Drug jar
Category
Ceramics
Date
1585 - 1620
Materials
earthenware, tin-opacified lead glaze, polychrome pigments
Measurements
515 mm (Height)
Place of origin
Urbino
Order this imageCollection
Knightshayes Court, Devon
NT 540402
Summary
Large drug jar, earthenware with tin-glaze (maiolica), straight-sided, the two side handles formed as harpies (winged female figures) above lion-type masks, attributable to the Patanazzi Workshops, Urbino, late 16th or early 17th century; painted with a scene from the Old Testament, Exodus 12, the Sacrifice of the Paschal Lamb with Aaron and Moses, who carries a staff, and on the reverse a siege is depicted.
Full description
The form of the drug jar resembles two others at Knightshayes (NT 540394 and NT 540419), though smaller. The group is similar to two large jars with covers surmounted by griffins, in the Palazzo Apostolico (Apostolic Palace), in the pilgrimage town of Loreto, Italy. There is a famous pharmacy set in the Palazzo, and the large jars may have been from a set delivered from Urbino in 1631. However, as one of the Knightshayes jars has a coronet in the decoration, the group may have been from a different order, and probably of earlier date, made for a member of the nobility rather than an ecclesiastical pharmacy. See Floriano Grimaldi, Loreto, Palazzo Apostolico, (Bologna, 1977), p. 104, Nos. 636 and 637; Mallet, Treasure Houses (1985), p. 573; and J.V.G. Mallet correspondence (13/01/04).

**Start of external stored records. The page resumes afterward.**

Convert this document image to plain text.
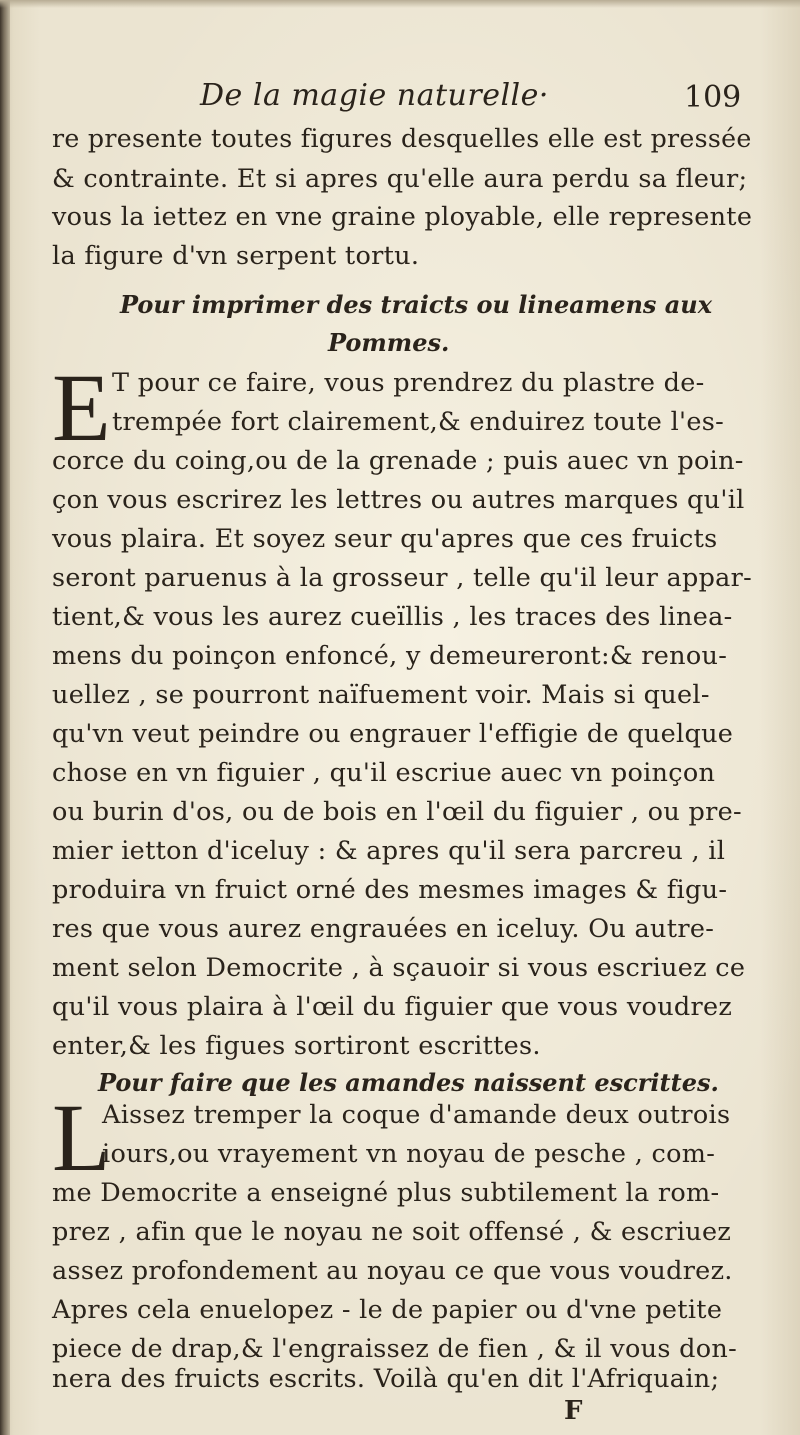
De la magie naturelle·	109
re presente toutes figures desquelles elle est pressée
& contrainte. Et si apres qu'elle aura perdu sa fleur;
vous la iettez en vne graine ployable, elle represente
la figure d'vn serpent tortu.
Pour imprimer des traicts ou lineamens aux
Pommes.
E T pour ce faire, vous prendrez du plastre de-
trempée fort clairement,& enduirez toute l'es-
corce du coing,ou de la grenade ; puis auec vn poin-
çon vous escrirez les lettres ou autres marques qu'il
vous plaira. Et soyez seur qu'apres que ces fruicts
seront paruenus à la grosseur , telle qu'il leur appar-
tient,& vous les aurez cueïllis , les traces des linea-
mens du poinçon enfoncé, y demeureront:& renou-
uellez , se pourront naïfuement voir. Mais si quel-
qu'vn veut peindre ou engrauer l'effigie de quelque
chose en vn figuier , qu'il escriue auec vn poinçon
ou burin d'os, ou de bois en l'œil du figuier , ou pre-
mier ietton d'iceluy : & apres qu'il sera parcreu , il
produira vn fruict orné des mesmes images & figu-
res que vous aurez engrauées en iceluy. Ou autre-
ment selon Democrite , à sçauoir si vous escriuez ce
qu'il vous plaira à l'œil du figuier que vous voudrez
enter,& les figues sortiront escrittes.
Pour faire que les amandes naissent escrittes.
L
Aissez tremper la coque d'amande deux outrois
iours,ou vrayement vn noyau de pesche , com-
me Democrite a enseigné plus subtilement la rom-
prez , afin que le noyau ne soit offensé , & escriuez
assez profondement au noyau ce que vous voudrez.
Apres cela enuelopez - le de papier ou d'vne petite
piece de drap,& l'engraissez de fien , & il vous don-
nera des fruicts escrits. Voilà qu'en dit l'Afriquain;
F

From the large collection formed in the mid-19th century by the antiquarian Reverend Thomas A. Berney (1815-1895), of Bracon Hall, Norfolk; by descent to Miss Berney, sold at Sotheby & Co., London, Catalogue of Fine Italian Majolica, 18 June 1946, the last item of three in lot 6, ‘A pair of large Albarelli of cylindrical shape with winged caryatid and mask handles, painted on both sides with lovers and putti in panels bordered with cornucopiæ and caryatids, 21 in.; and another with a siege on one side and a sacrifice on the reverse, 20in. (repaired), mid-16th Century’. The lot purchased for 10 guineas (£10.10s.00d.) at the Berney sale by "Sir J Amory", Sir John Heathcoat-Amory (1894-1972), 3rd Bt., of Knightshayes Court; the house, part of the collection, the garden Sir John and Lady Heathcoat-Amory created, and part of the estate were bequeathed to the National Trust by Sir John Heathcoat-Amory in 1972. The maiolica was later given by Joyce, Lady Heatcoath-Amory (1901-1997), née Wethered, a celebrated golfer.